Treatment typically includes systemic therapies such as chemotherapy, targeted therapy (e.g., ALK inhibitors), or immunotherapy. Radiation therapy may be used for localized disease. The choice of treatment depends on the stage of the disease, patient age, and overall health. Clinical trials may be an option for some patients.

Prognosis and Follow-Up

Prognosis varies based on factors like disease stage, response to treatment, and patient age. ALK-positive ALCL generally has a better prognosis than ALK-negative subtypes, especially in younger patients. Follow-up care includes regular monitoring for recurrence, imaging studies, and blood tests. Long-term survivors may require ongoing surveillance for late effects of treatment.

Complications

• Disease progression or recurrence.
• Treatment-related side effects (e.g., infection risk, organ toxicity).
• Metastasis to other organs or tissues.
• Secondary malignancies from chemotherapy or radiation.

Lifestyle & Prevention

• Maintain a healthy immune system through balanced nutrition and regular exercise.
• Avoid known carcinogens (e.g., tobacco, excessive alcohol).
• Practice good hygiene to reduce infection risk.
• Follow recommended cancer screening guidelines for early detection.

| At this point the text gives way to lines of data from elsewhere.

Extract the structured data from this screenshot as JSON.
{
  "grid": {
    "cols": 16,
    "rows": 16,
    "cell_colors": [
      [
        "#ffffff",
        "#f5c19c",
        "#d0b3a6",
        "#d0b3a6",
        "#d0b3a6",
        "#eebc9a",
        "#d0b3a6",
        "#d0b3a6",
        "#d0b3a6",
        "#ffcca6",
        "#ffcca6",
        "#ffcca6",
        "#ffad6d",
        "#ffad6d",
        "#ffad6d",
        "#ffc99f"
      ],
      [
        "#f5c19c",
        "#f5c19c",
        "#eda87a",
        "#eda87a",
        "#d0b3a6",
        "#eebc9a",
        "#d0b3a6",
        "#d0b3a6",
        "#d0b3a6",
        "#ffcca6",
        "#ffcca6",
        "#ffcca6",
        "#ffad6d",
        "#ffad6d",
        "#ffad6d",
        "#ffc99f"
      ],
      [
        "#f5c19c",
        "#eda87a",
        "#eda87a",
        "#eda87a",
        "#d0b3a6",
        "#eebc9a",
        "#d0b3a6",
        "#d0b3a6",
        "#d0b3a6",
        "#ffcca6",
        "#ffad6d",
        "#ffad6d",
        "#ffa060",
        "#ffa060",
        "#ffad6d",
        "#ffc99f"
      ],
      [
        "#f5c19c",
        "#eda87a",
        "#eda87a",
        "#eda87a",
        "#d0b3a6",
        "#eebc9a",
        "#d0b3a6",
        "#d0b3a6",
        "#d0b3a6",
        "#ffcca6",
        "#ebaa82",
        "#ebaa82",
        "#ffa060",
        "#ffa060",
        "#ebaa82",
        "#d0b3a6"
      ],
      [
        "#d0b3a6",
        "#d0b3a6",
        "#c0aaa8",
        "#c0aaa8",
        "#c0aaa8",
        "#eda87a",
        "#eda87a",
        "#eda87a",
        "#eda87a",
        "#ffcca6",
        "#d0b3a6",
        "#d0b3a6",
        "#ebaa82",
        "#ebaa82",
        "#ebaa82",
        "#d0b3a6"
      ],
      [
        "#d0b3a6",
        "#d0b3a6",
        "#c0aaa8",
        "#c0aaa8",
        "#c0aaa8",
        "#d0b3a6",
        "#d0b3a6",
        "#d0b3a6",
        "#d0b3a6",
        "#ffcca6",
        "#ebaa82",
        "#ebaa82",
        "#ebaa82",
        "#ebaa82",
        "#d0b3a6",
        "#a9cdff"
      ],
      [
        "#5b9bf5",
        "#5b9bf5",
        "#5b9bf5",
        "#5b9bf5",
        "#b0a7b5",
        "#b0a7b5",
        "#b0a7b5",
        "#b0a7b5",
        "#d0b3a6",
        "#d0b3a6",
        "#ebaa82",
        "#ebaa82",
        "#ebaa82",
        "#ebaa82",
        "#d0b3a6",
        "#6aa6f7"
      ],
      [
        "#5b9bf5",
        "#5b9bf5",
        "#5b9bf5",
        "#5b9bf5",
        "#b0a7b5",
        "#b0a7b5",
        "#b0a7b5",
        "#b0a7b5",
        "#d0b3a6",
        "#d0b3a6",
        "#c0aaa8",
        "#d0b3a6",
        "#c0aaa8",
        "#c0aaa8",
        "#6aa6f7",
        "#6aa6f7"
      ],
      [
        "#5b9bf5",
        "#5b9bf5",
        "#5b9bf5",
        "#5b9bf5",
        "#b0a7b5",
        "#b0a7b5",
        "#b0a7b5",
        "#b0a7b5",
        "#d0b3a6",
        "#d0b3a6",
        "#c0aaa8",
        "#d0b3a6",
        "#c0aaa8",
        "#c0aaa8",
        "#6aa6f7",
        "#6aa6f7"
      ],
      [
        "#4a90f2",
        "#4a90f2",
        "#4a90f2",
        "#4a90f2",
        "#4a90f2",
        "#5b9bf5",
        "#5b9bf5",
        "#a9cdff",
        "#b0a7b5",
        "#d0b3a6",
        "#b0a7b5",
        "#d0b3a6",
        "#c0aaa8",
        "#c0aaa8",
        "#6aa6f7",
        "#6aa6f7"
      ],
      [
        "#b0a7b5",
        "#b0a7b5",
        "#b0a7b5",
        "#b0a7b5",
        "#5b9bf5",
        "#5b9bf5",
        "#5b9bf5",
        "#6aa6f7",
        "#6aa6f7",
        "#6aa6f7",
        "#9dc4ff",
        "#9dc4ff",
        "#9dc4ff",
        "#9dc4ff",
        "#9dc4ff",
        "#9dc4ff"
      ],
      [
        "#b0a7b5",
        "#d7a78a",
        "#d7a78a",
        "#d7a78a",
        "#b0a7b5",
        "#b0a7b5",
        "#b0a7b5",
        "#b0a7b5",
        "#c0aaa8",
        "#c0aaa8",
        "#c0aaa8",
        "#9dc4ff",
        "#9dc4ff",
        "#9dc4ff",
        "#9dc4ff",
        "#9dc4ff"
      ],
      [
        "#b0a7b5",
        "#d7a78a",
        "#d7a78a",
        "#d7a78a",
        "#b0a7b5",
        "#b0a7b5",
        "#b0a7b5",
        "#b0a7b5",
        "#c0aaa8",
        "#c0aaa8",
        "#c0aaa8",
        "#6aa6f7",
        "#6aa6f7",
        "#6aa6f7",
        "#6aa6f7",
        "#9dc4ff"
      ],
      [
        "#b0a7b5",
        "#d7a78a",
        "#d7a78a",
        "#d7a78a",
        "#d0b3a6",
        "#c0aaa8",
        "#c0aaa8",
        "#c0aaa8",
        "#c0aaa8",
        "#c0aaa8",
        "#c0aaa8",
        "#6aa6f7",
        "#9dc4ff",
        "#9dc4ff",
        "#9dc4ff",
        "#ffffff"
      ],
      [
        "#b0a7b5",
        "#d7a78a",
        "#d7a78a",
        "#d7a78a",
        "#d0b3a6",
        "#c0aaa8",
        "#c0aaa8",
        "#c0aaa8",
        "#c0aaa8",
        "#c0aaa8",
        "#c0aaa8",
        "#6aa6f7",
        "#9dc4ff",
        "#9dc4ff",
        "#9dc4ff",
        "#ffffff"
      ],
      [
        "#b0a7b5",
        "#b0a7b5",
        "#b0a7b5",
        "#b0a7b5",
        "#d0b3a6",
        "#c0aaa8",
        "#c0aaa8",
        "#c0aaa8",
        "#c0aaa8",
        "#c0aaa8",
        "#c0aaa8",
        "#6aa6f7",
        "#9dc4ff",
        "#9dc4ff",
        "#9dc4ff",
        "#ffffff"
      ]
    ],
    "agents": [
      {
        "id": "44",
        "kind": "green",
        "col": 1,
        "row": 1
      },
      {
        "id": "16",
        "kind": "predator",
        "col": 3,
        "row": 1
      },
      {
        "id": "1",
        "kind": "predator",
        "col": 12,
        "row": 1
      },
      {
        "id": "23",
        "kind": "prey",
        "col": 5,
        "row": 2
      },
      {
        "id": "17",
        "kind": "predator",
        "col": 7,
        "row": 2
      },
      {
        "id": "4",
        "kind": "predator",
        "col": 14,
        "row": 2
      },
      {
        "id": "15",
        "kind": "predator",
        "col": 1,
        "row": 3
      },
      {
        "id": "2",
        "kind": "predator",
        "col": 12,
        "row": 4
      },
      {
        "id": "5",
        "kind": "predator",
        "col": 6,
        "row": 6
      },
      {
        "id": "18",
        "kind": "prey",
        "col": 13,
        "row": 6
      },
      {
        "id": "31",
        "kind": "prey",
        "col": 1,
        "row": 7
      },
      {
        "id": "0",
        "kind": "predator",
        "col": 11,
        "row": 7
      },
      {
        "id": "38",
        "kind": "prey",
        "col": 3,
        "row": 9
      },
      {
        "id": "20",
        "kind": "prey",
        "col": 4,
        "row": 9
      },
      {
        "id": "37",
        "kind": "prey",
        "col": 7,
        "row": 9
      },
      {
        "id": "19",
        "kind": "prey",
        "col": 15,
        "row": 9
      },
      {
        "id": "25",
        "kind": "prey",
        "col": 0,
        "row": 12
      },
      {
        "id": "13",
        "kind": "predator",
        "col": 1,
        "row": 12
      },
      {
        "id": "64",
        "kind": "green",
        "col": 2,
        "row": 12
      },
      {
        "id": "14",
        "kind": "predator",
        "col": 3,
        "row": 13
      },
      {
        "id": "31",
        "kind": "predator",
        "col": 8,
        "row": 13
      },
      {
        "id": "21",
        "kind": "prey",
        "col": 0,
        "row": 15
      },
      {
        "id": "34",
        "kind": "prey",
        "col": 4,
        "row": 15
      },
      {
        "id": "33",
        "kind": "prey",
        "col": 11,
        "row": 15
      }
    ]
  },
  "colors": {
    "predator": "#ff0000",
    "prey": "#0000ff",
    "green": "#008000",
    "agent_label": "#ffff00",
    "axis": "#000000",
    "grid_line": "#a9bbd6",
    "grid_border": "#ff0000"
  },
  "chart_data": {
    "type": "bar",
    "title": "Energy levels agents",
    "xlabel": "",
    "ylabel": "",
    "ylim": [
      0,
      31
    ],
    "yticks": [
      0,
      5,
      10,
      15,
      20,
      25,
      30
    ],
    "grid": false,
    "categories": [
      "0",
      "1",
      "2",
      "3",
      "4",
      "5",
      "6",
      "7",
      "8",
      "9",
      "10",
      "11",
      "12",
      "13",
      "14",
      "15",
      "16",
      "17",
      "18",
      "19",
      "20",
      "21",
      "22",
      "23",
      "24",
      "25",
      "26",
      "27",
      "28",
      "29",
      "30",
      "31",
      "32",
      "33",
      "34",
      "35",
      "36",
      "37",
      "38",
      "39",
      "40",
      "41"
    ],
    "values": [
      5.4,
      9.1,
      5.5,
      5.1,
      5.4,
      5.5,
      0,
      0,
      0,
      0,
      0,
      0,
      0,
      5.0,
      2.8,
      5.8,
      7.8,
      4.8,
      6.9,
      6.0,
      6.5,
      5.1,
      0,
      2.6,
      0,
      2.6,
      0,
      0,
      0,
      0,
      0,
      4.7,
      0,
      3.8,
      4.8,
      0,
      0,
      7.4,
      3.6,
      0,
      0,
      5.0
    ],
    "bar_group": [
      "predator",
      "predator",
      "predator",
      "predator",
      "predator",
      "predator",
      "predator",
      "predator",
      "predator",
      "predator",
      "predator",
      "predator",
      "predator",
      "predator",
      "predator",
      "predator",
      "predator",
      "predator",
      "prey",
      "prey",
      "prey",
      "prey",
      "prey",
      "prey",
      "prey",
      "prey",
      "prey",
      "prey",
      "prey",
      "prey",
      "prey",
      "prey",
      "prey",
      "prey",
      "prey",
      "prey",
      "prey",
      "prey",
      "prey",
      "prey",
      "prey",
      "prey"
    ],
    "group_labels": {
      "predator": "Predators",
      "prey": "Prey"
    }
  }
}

When to Seek Professional Help

Seek medical attention if you experience persistent swollen lymph nodes, unexplained weight loss, fever, or other symptoms of lymphoma. Early diagnosis and treatment improve outcomes. Consult a hematologist or oncologist for specialized care.

Tips for Medical Coders

When coding for C84.61, ensure the documentation specifies involvement of lymph nodes in the head, face, or neck. Verify that the ALK-positive status is confirmed, as this distinguishes it from other lymphoma subtypes. Document the site clearly to support accurate code assignment. Review clinical notes for details on biopsy results, genetic testing, or treatment plans to ensure comprehensive coding.